Porco’s aunt Barbara Balzano, who lives with her husband John in Fairport, about 20 minutes from Rochester, was asked to testify whether Christopher Porco planned on going to their house the morning after the crime to do some yardwork as he had told Crumiller.
`Did you or your husband make any plans to have Christopher Porco at your house to do some yard work?` asked McDermott.
`No,` answered Balzano.
`Did Chris ever come to your home for yard work?` asked McDermott.
`No,` said Balzano again.
Balzano told Shanks that she was at Joan Porco’s side almost daily through her operations, recovery, and rehabilitation from critical injuries sustained in the ax attacks at Brockley Drive.
`Joan is very outgoing, friendly, considerate and thoughtful of family,` said Balzano. Joan Porco now lives in the Balzano home in Fairport with her brother and sister-in-law.
Douglas Montayne, a garage mechanic at Albany’s Armory Garage, testified that he was asked to remove the fuel tank from Porco’s yellow Jeep Wrangler by Bethlehem police in December 2004 to see how many gallons of gas remained in the vehicle. Police had seized the Jeep Wrangler the day of the crime.
Joseph Killian, director of Albany County’s Sealer or Weights and Measures testified that 29.4 pounds of gas or 4.8 gallons remained in the gas tank container removed from the yellow Jeep.
`I checked the scales three times for an accurate reading before
measuring,` said Killian.
Prosecutors believe Porco filled his Jeep gas tank in Rochester the day before the attacks occurred at a Mobil gas station. Daniel Lawler, the owner of Exxon Mobile at 1810 Mount Hope, in Rochester, read off a credit card statement registered to Joan Porco’s credit card approved in Rochester on Saturday afternoon, Nov. 13.
`The amount is $35.64 and I can tell it was an outdoor purchase from my station,` Lawler told the jury.
Joseph Catalano, a Delmar resident who works for State Higher Education Services, testified that he has known the defendant since Porco was a junior in high school through Catalano’s work as a youth minister at St. Thomas the Apostle Church in Delmar. Catalano said Porco e-mailed him for help in obtaining a $5,000 student loan.

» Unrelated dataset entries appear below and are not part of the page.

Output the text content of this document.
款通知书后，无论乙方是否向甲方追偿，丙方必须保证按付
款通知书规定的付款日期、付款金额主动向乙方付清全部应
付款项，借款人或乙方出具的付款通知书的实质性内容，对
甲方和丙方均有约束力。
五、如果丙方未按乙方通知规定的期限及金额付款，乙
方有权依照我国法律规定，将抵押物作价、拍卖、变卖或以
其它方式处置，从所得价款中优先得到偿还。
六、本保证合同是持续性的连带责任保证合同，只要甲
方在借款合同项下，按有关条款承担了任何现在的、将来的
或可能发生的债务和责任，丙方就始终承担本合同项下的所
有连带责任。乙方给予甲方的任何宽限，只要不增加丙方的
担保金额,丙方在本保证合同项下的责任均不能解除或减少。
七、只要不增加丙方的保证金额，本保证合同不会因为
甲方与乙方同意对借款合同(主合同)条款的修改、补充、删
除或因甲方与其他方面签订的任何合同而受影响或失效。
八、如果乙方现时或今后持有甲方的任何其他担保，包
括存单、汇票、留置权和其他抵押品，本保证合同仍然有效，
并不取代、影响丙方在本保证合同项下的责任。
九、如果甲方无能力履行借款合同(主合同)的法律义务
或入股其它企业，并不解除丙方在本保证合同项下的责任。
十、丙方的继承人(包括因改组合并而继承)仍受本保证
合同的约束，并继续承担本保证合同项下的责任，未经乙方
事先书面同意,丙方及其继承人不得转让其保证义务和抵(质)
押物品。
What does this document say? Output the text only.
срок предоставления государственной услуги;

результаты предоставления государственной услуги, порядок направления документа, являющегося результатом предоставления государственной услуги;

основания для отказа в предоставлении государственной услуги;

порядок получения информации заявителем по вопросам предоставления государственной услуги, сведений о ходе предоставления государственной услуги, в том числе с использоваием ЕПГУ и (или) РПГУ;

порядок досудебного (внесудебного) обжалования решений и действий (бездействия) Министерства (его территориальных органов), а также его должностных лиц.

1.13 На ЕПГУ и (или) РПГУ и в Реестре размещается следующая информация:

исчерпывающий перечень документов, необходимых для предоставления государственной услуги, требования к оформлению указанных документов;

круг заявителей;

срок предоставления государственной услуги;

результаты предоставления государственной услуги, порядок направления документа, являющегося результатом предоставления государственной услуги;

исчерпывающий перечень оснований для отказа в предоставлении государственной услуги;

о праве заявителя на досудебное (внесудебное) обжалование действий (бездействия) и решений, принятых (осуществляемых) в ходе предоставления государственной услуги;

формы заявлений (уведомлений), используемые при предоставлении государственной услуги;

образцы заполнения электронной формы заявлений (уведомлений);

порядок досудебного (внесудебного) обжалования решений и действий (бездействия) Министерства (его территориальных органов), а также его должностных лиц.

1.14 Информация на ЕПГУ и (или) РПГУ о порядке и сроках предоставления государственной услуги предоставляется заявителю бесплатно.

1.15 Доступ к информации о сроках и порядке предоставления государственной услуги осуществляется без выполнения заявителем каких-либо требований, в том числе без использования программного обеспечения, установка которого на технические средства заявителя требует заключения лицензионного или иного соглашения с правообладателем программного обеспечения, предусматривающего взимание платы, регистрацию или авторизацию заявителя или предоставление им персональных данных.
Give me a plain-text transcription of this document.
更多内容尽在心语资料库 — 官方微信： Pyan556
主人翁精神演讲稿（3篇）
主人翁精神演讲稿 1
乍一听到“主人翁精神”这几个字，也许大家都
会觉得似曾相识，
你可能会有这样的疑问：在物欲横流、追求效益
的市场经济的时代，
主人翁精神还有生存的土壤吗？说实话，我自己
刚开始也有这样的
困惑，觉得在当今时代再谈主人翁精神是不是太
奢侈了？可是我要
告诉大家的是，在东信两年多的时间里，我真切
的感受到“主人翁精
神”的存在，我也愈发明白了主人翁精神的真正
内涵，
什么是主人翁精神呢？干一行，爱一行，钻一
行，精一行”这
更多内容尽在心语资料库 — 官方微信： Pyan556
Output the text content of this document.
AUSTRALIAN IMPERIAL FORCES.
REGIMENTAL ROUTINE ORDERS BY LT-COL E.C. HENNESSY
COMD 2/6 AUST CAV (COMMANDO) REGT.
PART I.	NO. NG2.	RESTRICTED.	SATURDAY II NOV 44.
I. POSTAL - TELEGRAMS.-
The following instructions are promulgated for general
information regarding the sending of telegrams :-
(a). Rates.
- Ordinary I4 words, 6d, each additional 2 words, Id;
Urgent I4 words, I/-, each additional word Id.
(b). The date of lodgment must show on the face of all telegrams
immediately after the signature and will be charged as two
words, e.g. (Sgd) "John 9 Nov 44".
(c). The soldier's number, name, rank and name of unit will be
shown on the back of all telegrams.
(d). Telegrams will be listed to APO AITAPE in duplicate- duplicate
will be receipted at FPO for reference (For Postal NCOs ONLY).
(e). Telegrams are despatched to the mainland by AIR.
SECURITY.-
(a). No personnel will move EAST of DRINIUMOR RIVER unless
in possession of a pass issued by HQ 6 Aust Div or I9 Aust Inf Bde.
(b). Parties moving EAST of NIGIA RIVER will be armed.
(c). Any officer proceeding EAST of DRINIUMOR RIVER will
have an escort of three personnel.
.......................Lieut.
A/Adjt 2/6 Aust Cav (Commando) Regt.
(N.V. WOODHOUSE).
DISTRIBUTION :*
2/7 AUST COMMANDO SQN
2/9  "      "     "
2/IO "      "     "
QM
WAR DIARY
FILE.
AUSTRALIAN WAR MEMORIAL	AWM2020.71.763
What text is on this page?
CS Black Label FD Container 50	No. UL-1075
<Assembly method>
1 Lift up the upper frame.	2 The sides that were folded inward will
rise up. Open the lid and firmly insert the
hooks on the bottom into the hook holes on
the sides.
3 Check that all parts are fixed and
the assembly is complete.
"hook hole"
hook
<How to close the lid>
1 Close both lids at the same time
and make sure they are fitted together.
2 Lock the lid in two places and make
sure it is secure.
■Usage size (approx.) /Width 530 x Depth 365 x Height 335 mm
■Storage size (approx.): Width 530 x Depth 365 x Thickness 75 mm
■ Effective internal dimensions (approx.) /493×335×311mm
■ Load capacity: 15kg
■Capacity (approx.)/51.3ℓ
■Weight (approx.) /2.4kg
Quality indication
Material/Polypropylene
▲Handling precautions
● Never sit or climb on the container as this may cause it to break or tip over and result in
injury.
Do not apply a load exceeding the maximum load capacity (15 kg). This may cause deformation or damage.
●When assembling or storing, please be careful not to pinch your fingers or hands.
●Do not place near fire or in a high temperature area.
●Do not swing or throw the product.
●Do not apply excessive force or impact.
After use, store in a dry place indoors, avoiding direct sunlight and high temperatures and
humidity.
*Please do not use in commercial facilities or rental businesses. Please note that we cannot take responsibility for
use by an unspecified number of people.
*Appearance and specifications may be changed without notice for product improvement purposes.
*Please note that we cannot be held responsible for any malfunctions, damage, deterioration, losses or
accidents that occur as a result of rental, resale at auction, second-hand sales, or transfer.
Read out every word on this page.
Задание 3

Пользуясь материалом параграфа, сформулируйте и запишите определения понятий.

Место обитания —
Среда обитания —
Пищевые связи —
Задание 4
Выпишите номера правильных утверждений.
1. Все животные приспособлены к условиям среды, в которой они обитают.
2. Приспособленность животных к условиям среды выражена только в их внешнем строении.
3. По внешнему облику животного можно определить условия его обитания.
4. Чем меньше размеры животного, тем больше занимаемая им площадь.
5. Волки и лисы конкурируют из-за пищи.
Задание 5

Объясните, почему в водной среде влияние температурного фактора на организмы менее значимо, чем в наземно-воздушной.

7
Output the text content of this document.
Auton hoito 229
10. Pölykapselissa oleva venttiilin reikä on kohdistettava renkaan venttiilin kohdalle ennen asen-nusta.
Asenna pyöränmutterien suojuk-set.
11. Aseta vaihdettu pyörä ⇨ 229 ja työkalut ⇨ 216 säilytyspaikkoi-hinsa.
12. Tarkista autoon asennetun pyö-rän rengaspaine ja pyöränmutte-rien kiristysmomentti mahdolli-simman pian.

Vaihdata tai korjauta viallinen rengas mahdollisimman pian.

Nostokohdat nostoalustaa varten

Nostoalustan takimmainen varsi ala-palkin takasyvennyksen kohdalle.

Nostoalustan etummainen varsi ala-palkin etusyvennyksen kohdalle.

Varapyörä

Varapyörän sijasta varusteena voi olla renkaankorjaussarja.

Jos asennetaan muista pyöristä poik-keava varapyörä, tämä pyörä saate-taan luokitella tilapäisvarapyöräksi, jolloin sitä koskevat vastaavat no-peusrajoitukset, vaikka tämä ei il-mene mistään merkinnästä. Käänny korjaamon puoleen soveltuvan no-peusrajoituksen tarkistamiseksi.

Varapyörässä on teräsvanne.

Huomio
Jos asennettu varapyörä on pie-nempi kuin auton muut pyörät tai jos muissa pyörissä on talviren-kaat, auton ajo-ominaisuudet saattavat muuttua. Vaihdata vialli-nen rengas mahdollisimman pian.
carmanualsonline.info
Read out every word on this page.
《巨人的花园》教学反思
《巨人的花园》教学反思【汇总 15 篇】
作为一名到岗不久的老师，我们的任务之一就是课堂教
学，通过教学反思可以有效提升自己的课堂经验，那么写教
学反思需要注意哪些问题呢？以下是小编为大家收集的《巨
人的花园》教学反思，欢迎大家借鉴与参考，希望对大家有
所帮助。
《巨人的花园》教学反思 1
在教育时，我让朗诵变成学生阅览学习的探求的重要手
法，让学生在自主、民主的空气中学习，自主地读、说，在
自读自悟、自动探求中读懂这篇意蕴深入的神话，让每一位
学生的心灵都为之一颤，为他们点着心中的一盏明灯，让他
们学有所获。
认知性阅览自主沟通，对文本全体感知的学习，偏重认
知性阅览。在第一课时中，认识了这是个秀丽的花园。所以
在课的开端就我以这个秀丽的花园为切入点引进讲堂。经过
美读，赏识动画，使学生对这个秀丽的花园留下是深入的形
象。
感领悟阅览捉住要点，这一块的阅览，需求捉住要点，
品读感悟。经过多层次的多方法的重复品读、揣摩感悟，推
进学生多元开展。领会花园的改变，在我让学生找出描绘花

`He asked if I could help him get an unsecured loan at school because his scholarships had not kicked in,` said Catalano, a past candidate for town supervisor. The youth minister also went to Albany Medical Center on Nov. 15, 2004, to see Christopher Porco after the attacks on his parents, and spent three hours speaking with him that night.
Porco spent most of the three hours talking about his interrogation by the Bethlehem police department.
`He was very upset with the Bethlehem police department,` said Catalano.
`Did he speak about his mother at all?` asked McDermott.
`No,` said Catalano.
`Did he speak about his father at all?` McDermott continued.
`Other than saying goodbye to him (on Saturday, Nov. 13, 2004), that’s about it,` said Catalano.